La nouvelle constitution est préparée durant l’été 1958 par une commission dirigée par Michel
Debré, un proche du général de Gaulle. De manière très symbolique, le projet constitutionnel est
présenté par de Gaulle lors d’un grand discours le 4 septembre 1958, place de la République à Paris. Les
Français l’approuvent le 28 septembre par près de 80 % des votants (66 % des inscrits) et le nouveau
texte est promulgué le 4 octobre. Les différences avec le système précédent ne sont pas évidentes au
premier coup d’œil : il y a toujours deux assemblées, un chef de l’Etat élu pour 7 ans et un
gouvernement qui doit disposer de la majorité à l’Assemblée nationale pour pouvoir diriger le pays ; la
seule véritable nouveauté en matière d’organes institutionnels est l’apparition du Conseil
constitutionnel chargé de vérifier la constitutionnalité des lois. Cependant, c’est l’équilibre entre ces
organes qui se trouve modifié par la nouvelle constitution. Le Président de la République voit ses
prérogatives renforcées : il peut toujours dissoudre l’Assemblée nationale mais il dispose en plus de la
possibilité de consulter directement les citoyens par la procédure du référendum (pratique qui rappelle
trop à certains l’Empire napoléonien et qui permet de court-circuiter la représentation nationale et les
partis pour mettre le Président directement en relation avec le peuple) ; les circonstances dramatiques
dans lesquelles le texte a été élaboré donnent au chef de l’Etat, par le biais de l’article 16, la possibilité
de disposer des pleins pouvoirs pour un temps limité ; le Président joue également un rôle plus
important dans le pouvoir exécutif comme le montre le changement du titre du chef du gouvernement
de « président du conseil » en « premier ministre » : désormais c’est le Président de la République qui
préside le Conseil des ministres. De Gaulle a cependant dû effectuer certaines concessions pour obtenir
l’appui de certaines formations politiques : il a renoncé ainsi à faire élire le Président par le peuple (ce
seront 80 000 grands électeurs qui l’éliront en décembre 1958).

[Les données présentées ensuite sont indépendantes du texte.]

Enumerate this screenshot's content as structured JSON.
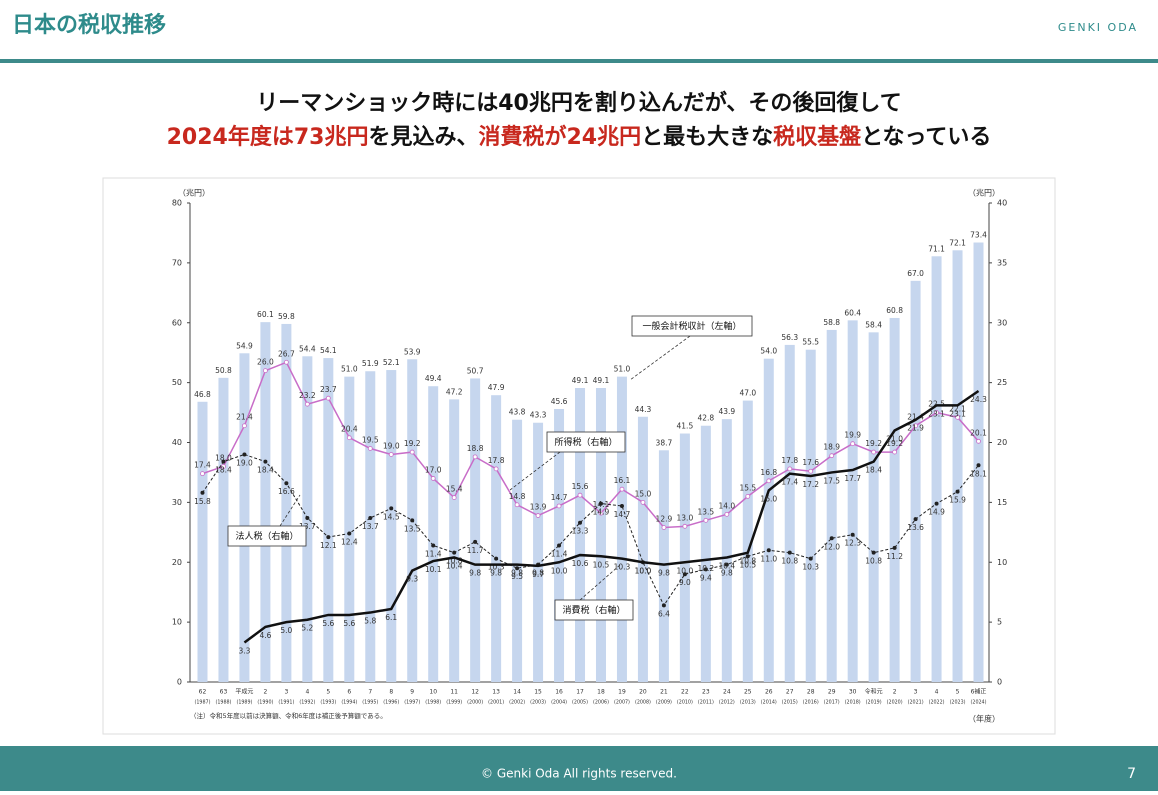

Toutefois, il va très vite s’instituer une certaine différence entre le texte constitutionnel et la
pratique gaullienne. De Gaulle donne à sa fonction une plus grande importance encore que dans les
articles de la constitution : par ses voyages dans le pays, par le contrôle de la radio et de la télévision
nationale, par la manière qu’il a d’assumer la fonction présidentielle, il est le point central. Cela se révèle
efficace lorsqu’en 1961 il faut déjouer le putsch des généraux et maintenir l’armée dans l’obéissance.